Inutile spiegare quanto mia moglie mi prenda in giro ancora oggi.

Quello che è successo dopo è durato pochi secondi, ma è sembrata una vita intera. Sono i secondi in cui tenti, inconsapevolmente, di aggrapparti al primo comandamento non scritto del genere maschile: negare sempre, anche di fronte all’evidenza! Pochi secondi che durano una vita, in fondo stiamo parlando di passare da “non c’è niente” a “c’è tutto”, disegnato lì, su quelle 2 lineette. Se proprio vogliamo fare un paragone è un po’ come il big bang! Una cosa grossa, insomma. Da niente a tutto.
Soprattutto per te, che da quando avevi 19 anni eri convinto che non saresti mai riuscito ad avere un figlio. È un’esplosione di euforia! Devi assolutamente dirlo a tutti, uno per uno, cerchi di immaginare le loro facce, le loro reazioni. È una felicità troppo grande da tenere tutta dentro e poi la gioia va condivisa!
Questo è il momento esatto in cui tua moglie riesce a farti ragionare spiegandoti che forse è il caso di rallentare un attimo, che queste cose non è che vadano poi sempre bene, insomma, “magari prima andiamo a fare una visita dal ginecologo. E comunque le probabilità di un aborto spontaneo nei primi tempi sono abbastanza elevate, sai, non è detto che…” Gelo. “Comunque sarebbe meglio aspettare di essere sicuri prima di dire…” Ok, ho capito.

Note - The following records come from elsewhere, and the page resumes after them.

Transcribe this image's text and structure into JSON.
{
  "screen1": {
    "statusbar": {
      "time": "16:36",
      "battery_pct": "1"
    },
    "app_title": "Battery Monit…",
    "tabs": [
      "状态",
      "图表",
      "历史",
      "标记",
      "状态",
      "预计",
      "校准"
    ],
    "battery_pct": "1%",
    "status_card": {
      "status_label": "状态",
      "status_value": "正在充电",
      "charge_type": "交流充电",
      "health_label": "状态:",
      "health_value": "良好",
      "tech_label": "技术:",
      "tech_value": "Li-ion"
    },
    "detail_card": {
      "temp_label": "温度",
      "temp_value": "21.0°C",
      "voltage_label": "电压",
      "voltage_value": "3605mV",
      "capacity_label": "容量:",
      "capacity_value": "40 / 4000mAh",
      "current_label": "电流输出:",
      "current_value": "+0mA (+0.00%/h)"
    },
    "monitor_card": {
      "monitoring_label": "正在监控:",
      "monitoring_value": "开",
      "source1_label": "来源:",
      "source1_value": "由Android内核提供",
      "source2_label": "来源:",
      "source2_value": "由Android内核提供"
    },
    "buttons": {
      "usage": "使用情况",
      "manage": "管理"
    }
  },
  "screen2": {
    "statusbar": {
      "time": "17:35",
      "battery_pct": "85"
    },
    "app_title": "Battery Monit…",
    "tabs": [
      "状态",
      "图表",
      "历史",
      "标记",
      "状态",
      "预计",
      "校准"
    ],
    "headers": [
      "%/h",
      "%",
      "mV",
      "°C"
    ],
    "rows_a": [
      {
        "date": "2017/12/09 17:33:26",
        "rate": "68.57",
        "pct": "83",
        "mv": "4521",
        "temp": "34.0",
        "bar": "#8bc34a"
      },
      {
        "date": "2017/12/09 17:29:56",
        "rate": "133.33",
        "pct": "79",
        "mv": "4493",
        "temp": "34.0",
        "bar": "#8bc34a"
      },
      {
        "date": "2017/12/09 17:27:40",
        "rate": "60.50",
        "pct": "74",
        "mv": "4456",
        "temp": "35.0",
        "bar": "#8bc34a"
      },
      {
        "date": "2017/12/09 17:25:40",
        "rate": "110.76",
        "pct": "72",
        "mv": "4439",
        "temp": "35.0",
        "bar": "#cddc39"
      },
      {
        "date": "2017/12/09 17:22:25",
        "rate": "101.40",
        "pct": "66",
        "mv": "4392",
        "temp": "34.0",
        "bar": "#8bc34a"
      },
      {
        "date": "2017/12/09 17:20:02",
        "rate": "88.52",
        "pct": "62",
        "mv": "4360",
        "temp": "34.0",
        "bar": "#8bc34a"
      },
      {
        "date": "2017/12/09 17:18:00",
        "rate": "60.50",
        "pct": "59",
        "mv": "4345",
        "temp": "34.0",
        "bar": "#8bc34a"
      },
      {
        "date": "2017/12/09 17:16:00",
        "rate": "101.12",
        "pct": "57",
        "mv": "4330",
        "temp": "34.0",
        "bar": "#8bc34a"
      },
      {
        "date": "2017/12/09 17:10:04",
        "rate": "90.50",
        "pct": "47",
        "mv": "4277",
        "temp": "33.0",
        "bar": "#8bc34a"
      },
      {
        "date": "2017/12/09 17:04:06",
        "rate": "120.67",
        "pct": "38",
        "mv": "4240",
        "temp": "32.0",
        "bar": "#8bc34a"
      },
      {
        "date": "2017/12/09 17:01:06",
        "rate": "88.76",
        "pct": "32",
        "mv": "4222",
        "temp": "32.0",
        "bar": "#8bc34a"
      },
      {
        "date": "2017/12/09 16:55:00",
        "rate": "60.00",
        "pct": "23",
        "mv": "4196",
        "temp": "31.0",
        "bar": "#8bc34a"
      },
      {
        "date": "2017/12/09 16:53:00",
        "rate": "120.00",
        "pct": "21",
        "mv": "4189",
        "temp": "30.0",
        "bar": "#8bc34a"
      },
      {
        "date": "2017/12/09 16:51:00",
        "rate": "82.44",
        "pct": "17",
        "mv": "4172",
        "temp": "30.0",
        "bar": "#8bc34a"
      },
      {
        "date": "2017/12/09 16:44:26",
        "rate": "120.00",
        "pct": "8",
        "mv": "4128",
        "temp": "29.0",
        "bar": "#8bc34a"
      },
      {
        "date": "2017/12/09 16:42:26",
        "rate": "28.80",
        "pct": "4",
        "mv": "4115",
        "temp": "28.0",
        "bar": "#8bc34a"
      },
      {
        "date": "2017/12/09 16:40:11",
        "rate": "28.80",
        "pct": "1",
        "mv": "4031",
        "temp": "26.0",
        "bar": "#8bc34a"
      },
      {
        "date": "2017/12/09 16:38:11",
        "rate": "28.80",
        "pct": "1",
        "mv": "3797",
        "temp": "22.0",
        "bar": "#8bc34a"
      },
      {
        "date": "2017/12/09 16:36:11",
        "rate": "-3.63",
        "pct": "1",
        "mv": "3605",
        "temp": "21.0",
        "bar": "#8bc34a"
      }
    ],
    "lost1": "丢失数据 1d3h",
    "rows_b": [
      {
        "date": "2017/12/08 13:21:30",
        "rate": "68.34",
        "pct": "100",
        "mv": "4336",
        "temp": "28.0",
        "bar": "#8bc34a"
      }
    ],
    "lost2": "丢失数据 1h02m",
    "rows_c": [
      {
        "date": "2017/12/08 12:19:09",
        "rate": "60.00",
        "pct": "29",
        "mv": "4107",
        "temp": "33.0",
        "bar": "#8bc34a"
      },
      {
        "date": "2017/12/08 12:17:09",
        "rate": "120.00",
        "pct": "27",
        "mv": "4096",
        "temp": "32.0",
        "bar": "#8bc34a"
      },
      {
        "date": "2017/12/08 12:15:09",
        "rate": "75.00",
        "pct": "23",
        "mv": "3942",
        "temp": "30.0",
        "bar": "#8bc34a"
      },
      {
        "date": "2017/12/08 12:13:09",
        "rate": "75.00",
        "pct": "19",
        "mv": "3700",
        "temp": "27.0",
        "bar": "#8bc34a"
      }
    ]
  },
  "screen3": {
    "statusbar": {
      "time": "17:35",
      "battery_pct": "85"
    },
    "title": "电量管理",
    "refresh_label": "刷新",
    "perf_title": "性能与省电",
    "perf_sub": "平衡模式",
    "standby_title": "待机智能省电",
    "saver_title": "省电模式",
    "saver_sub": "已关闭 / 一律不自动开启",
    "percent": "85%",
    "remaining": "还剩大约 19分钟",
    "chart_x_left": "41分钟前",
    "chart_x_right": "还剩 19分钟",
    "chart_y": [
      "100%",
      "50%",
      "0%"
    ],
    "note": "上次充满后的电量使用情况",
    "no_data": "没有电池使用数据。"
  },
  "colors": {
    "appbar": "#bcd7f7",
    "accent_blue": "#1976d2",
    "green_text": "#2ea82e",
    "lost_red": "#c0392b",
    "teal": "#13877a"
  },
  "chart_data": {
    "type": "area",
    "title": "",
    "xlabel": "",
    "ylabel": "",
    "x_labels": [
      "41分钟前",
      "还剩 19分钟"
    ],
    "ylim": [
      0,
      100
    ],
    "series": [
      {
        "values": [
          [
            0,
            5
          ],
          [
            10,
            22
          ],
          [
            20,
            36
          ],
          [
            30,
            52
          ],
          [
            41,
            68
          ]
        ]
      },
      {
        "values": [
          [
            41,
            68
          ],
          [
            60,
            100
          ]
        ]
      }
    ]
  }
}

A chi non è successo di aver sperimentato una felicità travolgente seguita dal terrore più nero? Dalla paura di perdere tutto in un attimo, così come è arrivato. Da niente a tutto e poi di nuovo a niente. No, non si scherza così, è un gioco terribile. Ma d’altra parte, l’ho detto, sono emozioni che ti schiacciano. E puoi star certo che un sottofondo di paura ti accompagnerà sempre, d’ora in avanti, perché adesso non sei più responsabile solo della tua vita, non più. Avrai una nuova ragione per alzarti dal letto ogni mattina e per tornare a casa ogni sera, proverai ansia quando vedrai tua moglie strana, ti mancherà il respiro ogni volta che il ginecologo si preparerà per l’ecografia, perderai un battito nell’attesa di sentirlo dire “il cuore batte”, inizierai a guidare in modo più prudente, guarderai i tuoi genitori con occhi nuovi e li amerai come non avevi mai fatto prima, perderai ore a cercare in un cassetto le fotografie di quando eri bambino, comincerai a vivere “a trimestri”, a contare in settimane e avrai anche tu gli sbalzi ormonali (giuro!).
Ma tu ancora non lo sai, e magari tutto quello che riesci a dire dopo questi pochi secondi è
“Amore. … Dobbiamo cambiare macchina!”